This 5¾in (14.5cm) diameter puce-enamel falangcai bowl, on the market for the first time in 30 years, was expected to test the auction record for Chinese ceramics. The pre-sale expectations at Sotheby’s Hong Kong in April were around HK$200m.

The bowl has a Kangxi (1654-1722) yuzhi four-character mark, which translates as ‘made for the imperial use of…’, suggesting a close relationship with the imperial court. It is believed to have been made for the personal use of the emperor.

The provenance can be traced back to Shanghai in 1930 and it came from the collection of the Idemitsu Museum of Arts, Tokyo, where it had been since its last auction appearance in 1986.

The hammer price was HK$210m (£19.1m) (plus 25/20/12.9% buyer’s premium), short of a record but a new high for Kangxi porcelain.

Indian devi

Specialists who travelled to Surrey in April to view a collection of Indian and Himalayan bronzes formed by the late Andrew Soloman spotted a rarity among similar lots consigned from other properties.

Estimated at just £200-300, and considered by the auctioneers to be 19th century, a south Indian copper alloy devi sold to a US dealer in the room for £155,000 (plus 24% buyer’s premium) at John Nicholson’s in Fernhurst. The 8in (20cm) high figure was probably cast in the Tamil Nadu region c.1000-50. It depicts the earth goddess Bhudevi, a consort of Vishnu. She stands on a lotus pedestal which is cast in one piece with a rectangular base.

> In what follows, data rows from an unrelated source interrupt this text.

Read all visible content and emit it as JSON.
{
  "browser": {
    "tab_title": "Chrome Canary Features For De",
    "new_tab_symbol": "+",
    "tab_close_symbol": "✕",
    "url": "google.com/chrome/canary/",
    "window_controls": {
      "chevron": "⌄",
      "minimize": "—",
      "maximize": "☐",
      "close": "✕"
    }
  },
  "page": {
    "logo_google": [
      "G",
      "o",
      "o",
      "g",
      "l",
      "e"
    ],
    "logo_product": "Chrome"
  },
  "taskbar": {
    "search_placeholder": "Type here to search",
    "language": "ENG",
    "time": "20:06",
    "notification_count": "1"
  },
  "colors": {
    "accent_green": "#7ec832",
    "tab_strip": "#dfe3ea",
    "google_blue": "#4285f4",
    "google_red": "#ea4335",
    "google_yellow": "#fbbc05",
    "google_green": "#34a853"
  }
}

Movable bronze icons were an intrinsic part of the Chola dynasty temples. A larger Chola bronze from the 12th century was the highlight of the Soloman collection.

Purchased from Sotheby’s in December 1971 (the original sale invoice was sold with the lot), this 18in (45cm) bronze depicted the four-armed Shiva Vinadhara holding the battle-axe and antelope in his upper hands. Although lacking its lotus and pedestal base, it took £220,000 against hopes of £30,000-50,000.